Abdominal Wall Hernias: Imaging Features, Complications, and Diagnostic Pitfalls at Multi–Detector Row CT1

Diego A. Aguirre, MD, Agnes C. Santosa, MD, Giovanna Casola, MD and Claude B. Sirlin, MD

1 From the Department of Radiology, University of California, San Diego, 200 W Arbor Dr, San Diego, CA 92103-8756 (D.A.A., A.C.S., G.C., C.B.S.); and the Fundación Sante Fe de Bogotá, University Hospital, Bogotá, Colombia (D.A.A.). Presented as an education exhibit at the 2004 RSNA Annual Meeting. Received February 3, 2005; revision requested March 7 and received April 5; accepted April 11. All authors have no financial relationships to disclose. Address correspondence to D.A.A. (e-mail: daguirre{at}ucsd.edu).

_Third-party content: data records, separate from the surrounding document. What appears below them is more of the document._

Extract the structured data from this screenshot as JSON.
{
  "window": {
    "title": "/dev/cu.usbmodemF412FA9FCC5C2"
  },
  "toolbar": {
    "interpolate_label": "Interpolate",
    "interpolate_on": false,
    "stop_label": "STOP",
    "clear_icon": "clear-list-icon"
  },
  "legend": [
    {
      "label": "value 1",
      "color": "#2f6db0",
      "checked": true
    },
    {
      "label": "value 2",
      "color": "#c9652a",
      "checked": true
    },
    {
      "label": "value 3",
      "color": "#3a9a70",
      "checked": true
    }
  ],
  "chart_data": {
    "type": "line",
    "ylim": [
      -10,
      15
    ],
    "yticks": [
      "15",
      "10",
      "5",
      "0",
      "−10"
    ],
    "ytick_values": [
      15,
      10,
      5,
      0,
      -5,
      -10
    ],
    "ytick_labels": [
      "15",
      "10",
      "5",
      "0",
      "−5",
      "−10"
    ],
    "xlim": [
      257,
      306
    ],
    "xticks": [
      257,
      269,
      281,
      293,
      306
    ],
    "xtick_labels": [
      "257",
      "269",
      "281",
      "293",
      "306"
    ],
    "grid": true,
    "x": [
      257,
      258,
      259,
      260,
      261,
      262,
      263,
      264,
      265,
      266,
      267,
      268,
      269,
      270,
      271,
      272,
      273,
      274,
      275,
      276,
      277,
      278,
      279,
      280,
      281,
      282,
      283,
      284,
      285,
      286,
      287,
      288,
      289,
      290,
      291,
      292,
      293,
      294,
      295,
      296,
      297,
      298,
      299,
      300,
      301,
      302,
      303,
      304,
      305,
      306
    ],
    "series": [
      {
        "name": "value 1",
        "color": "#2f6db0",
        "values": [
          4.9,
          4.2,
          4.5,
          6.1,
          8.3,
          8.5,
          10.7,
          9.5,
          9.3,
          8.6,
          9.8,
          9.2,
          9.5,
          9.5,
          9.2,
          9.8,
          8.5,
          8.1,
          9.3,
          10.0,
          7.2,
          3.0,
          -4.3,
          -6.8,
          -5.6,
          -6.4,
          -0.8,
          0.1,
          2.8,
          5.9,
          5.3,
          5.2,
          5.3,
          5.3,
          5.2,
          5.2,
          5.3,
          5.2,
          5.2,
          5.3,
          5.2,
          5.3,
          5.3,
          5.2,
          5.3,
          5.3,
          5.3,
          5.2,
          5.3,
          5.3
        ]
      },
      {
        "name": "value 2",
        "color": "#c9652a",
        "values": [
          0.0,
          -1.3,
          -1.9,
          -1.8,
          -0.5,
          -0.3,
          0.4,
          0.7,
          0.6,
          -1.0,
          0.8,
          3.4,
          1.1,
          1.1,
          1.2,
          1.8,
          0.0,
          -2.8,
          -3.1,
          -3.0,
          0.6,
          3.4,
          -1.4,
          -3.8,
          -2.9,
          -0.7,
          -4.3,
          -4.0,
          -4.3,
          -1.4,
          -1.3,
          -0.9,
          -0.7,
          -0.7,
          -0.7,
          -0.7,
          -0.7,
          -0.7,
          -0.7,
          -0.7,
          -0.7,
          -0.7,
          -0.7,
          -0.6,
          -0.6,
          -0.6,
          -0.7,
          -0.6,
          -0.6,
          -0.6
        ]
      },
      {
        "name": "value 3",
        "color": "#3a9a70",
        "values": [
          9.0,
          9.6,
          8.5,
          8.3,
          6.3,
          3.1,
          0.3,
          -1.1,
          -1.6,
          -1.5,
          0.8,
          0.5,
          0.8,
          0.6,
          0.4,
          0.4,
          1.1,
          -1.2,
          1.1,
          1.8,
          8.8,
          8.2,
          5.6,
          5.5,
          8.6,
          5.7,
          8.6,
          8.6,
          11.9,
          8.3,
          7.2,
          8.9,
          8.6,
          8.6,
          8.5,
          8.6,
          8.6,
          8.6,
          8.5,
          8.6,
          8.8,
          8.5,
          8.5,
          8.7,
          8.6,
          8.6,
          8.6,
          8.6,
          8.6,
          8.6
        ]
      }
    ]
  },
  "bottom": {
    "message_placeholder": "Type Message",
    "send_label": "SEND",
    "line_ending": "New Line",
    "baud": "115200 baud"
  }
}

Abdominal wall hernias are a common imaging finding in the abdomen and may be complicated by strangulation, incarceration, or trauma. Because of the risk of developing complications, most abdominal wall hernias are surgically repaired, even if asymptomatic. However, post-surgical complications are also common and include hernia recurrence, infected and noninfected fluid collections, and complications related to prosthetic material. Multi–detector row computed tomography (CT) with its multiplanar capabilities is particularly useful for the evaluation of unrepaired and surgically repaired abdominal wall hernias. Multi–detector row CT provides exquisite anatomic detail of the abdominal wall, thereby allowing accurate identification of wall hernias and their contents, differentiation of hernias from other abdominal masses (tumors, hematomas, abscesses), and detection of pre- or postoperative complications. These findings improve the communication of imaging results to clinicians and help optimize treatment planning. Knowledge of multi–detector row CT findings in unrepaired and surgically repaired abdominal wall hernias and their complications is essential for making the correct diagnosis and may help guide clinical management.